Elian Barascud Publié le 17 février 2026 à 13:18 (mis à jour le 17 février 2026 à 14:54)
Caméras de surveillance à Lyon près des Halles Paul-Bocuse / Benoît Prieur

Ce mardi 17 février, la Ligue des Droits de l’Homme de l’Hérault était devant le tribunal administratif de Montpellier pour demander à la juridiction de casser un arrêté préfectoral de 2023 prévoyant l’installation ou le renouvellement de caméras de surveillance à Montpellier et Sète. Selon l’avocate Sophie Mazas, cet arrêté ne donne pas assez de garanties concernant le respect des libertés fondamentales

C’était en 2023 : le préfet de l’Hérault signait une série d’arrêtés pour installer ou renouveler l’installation de près de 600 caméras entre Sète et Montpellier. A l’époque, la Ligue des Droits de l’Homme et le collectif Technopolice, qui lutte contre la techno-surveillance, avaient annoncé déposer des recours. Et voilà que trois ans plus tard, l’affaire est portée devant le tribunal administratif.

A la barre, Sophie Mazas, avocate de la Ligue des droits de l’Homme, demande l’annulation de l’arrêté préfectoral autorisant le renouvellement de caméras dans les deux villes sus-mentionnées. Elle dénonce “l’absence de garanties pour nos libertés et droits fondamentaux”. Outre des arguments techniques concernant le temps de conservation des images, différents d’un document et d’une situation à l’autre, sa plaidoirie se base sur la thèse de Guillaume Gormand, chercheur en sciences politiques. Lequel avait effectué une étude, commandé par la Ville de Montpellier, entre 2012 et 2015, sur l’étude d’un programme de vidéosurveillance mis en place par la municipalité.
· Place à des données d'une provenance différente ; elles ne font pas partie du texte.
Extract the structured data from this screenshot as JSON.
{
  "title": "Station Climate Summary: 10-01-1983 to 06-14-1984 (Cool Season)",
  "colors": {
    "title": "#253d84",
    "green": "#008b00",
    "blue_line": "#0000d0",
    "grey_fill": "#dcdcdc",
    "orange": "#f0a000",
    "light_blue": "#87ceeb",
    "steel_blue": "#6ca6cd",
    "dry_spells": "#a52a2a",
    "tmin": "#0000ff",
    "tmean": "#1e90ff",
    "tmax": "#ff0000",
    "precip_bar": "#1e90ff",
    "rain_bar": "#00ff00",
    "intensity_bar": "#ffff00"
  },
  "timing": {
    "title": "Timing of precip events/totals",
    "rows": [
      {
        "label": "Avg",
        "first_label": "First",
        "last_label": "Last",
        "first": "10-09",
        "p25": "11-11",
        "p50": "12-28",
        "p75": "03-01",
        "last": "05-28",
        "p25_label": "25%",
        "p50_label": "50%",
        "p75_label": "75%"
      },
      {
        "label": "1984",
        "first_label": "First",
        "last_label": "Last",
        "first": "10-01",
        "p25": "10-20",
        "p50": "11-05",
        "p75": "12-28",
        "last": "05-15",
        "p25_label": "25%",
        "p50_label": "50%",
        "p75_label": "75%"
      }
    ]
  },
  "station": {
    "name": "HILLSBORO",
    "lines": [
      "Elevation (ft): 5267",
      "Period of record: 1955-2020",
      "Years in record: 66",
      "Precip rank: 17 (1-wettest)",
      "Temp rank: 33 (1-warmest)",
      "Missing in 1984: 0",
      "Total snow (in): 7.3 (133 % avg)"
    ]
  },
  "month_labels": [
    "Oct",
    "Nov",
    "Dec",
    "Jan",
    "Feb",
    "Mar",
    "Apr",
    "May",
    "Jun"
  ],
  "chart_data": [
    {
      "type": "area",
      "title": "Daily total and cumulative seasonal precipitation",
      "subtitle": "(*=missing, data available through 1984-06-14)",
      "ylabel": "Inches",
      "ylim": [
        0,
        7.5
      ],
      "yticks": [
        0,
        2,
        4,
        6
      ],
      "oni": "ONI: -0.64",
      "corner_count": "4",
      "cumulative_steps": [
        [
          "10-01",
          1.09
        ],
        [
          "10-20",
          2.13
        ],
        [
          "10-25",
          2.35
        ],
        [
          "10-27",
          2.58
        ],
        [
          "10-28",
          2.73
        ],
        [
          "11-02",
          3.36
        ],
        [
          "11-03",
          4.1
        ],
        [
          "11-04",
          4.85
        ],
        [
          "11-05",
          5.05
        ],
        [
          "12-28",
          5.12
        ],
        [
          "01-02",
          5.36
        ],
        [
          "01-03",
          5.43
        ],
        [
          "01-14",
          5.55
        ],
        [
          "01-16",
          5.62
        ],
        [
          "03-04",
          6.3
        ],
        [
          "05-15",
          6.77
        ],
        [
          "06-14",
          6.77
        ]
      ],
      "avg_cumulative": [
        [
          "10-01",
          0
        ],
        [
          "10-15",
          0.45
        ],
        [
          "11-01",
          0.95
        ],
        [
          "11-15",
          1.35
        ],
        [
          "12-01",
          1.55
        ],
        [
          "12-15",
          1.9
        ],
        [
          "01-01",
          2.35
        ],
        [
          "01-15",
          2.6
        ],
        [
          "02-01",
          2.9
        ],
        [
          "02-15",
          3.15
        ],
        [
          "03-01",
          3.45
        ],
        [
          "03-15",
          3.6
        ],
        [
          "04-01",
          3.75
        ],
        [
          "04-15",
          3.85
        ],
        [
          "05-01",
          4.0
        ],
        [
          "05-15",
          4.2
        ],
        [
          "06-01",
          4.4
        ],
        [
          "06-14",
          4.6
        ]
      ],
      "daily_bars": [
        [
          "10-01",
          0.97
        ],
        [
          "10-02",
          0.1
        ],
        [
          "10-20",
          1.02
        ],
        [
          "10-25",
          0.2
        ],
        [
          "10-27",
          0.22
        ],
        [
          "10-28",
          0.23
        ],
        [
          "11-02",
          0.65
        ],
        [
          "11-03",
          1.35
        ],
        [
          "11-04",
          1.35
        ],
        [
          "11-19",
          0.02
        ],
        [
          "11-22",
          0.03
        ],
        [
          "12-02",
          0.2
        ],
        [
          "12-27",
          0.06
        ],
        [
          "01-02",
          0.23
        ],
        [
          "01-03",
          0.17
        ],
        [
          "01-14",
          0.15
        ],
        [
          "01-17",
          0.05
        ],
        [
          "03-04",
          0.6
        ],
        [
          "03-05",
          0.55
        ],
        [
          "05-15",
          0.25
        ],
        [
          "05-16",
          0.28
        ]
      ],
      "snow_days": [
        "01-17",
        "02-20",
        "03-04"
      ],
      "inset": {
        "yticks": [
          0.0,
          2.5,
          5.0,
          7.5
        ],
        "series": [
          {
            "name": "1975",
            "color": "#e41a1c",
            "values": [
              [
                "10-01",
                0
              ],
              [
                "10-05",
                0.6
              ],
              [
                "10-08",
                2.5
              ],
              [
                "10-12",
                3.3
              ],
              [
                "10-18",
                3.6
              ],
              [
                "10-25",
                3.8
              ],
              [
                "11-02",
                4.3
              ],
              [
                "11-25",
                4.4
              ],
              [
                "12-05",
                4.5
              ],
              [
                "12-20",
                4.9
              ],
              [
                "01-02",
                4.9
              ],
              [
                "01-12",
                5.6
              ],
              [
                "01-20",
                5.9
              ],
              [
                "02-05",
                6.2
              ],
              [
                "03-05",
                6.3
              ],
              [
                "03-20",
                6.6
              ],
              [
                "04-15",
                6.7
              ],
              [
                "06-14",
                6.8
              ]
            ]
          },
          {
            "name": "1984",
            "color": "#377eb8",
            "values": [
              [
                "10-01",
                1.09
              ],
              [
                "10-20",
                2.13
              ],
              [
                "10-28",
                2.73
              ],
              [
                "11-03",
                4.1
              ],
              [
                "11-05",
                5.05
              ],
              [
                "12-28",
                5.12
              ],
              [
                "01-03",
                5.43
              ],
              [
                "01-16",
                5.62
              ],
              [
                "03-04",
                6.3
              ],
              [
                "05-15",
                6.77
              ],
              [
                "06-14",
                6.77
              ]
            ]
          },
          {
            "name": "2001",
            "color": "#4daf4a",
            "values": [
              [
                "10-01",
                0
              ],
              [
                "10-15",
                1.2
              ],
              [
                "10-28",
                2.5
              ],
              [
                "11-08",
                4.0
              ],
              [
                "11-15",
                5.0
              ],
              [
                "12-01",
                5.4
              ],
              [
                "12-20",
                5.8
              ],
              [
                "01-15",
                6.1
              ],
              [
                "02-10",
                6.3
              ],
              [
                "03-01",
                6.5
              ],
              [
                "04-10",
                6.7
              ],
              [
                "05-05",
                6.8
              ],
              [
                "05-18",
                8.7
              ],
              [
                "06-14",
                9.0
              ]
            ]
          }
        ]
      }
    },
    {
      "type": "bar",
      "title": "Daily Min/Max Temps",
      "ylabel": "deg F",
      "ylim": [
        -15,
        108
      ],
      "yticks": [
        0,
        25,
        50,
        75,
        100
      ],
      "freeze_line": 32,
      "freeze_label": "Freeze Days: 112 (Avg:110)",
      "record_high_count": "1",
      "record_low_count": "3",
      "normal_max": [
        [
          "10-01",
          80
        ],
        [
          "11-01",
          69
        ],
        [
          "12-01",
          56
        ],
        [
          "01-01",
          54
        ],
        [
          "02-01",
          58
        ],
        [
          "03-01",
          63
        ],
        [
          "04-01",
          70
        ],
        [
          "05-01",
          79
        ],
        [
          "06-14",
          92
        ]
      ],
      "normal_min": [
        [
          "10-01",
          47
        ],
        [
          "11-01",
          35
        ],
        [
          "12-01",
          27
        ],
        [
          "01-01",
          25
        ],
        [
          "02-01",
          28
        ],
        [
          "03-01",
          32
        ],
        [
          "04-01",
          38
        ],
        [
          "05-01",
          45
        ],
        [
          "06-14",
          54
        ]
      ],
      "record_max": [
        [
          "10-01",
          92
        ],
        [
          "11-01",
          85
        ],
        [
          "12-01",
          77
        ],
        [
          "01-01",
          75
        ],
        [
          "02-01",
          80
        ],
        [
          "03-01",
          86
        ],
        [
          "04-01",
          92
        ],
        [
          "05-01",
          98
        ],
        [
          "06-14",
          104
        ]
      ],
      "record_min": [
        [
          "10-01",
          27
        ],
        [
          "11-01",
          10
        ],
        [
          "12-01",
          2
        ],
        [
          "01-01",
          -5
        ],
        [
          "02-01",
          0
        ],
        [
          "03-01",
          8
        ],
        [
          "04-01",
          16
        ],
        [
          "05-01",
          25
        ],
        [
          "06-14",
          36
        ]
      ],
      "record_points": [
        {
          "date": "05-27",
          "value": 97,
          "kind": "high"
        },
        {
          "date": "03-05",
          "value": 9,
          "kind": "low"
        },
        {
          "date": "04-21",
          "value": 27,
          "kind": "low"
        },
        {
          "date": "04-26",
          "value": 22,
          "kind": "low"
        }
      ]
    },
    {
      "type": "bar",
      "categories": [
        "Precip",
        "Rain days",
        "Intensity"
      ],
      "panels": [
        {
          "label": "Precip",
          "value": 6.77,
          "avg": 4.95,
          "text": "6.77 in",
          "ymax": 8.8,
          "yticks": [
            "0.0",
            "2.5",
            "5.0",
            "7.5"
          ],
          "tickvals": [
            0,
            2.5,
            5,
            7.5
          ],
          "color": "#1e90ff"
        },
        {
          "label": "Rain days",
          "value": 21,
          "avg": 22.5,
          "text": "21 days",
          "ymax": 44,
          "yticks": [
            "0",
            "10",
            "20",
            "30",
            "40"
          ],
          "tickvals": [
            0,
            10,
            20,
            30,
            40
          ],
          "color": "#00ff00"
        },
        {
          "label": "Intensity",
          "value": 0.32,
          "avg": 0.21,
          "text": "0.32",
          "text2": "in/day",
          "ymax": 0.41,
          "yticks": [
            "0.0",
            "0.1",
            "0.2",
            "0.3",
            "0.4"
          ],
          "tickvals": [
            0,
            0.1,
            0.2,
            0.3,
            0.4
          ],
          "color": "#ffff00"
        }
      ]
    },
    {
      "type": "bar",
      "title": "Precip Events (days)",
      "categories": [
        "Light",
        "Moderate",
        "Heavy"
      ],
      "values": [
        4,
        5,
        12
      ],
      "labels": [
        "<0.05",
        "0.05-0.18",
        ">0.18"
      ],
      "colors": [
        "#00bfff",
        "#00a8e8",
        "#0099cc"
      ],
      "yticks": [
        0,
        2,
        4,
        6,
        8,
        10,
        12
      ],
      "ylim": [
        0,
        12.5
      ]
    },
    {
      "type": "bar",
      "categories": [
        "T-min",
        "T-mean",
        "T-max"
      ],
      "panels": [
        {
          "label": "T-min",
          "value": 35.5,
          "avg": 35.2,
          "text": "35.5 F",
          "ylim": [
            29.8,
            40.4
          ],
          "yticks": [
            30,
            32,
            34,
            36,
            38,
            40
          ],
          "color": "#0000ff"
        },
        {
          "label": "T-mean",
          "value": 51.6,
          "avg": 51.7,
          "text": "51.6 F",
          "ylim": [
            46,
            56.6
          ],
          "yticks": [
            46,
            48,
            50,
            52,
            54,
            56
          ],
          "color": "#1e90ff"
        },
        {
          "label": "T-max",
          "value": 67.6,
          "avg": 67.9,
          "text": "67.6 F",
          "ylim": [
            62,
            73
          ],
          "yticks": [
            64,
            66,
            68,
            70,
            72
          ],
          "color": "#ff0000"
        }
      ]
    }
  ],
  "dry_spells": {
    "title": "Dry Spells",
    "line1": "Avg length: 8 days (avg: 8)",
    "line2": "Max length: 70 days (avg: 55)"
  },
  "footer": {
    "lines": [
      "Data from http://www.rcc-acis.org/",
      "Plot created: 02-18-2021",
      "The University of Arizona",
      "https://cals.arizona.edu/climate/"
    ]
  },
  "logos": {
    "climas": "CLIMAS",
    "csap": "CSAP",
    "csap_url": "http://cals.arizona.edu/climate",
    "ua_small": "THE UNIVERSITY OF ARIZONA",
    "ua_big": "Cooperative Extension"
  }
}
Etude que la Ville fera tout pour enterrer par la suite, tant les résultats étaient critiques du programme mis en place. “La thèse montre bien que les caméras sont orientées vers les femmes, les personnes magrébines et les personnes marginales quand elles se déplacent dans l’espace public”, dénonce Sophie Mazas.

Autre résultat de l’étude, qui a poussé l’union syndicale solidaires 34 à appuyer ce recours : l’utilisation de la vidéosurveillance pour surveiller des agents en grève. Une “violation du droit syndical”, selon l’avocate, qui pointe également une inefficacité de ces dispositifs autant dans la dissuasion que pour la résolution d’affaires : “La Cour des Comptes montre bien qu’il n’y a aucune corrélation entre caméras de surveillance et baisse de la délinquance. Par ailleurs, l’étude de Guillaume Gormand montre que les caméras ont été utiles pour résoudre trois affaires en un an à la suite d’un dépot de plainte, ce qui reste marginal.”

Des éléments qui n’ont pas convaincu la rapporteuse générale du tribunal, qui demande le rejet de la requête de la LDH en multipliant les arguments de forme juridique, sans discuter du fond. “C’est un débat de société que le tribunal n’a pas à trancher”, résumera l’avocat de la Ville de Sète.

“On crée du contentieux pour espérer produire de la jurisprudence”, explique Sophie Mazas à la sortie de l’audience. La décision sera rendue d’ici trois semaines. En attendant, la Ligue des Droits de l’Homme et le collectif Technopolice entendent faire émerger dans le débat public l’idée d’un moratoire sur l’installation de nouvelles caméras et une convention citoyenne sur la vidéosurveillance.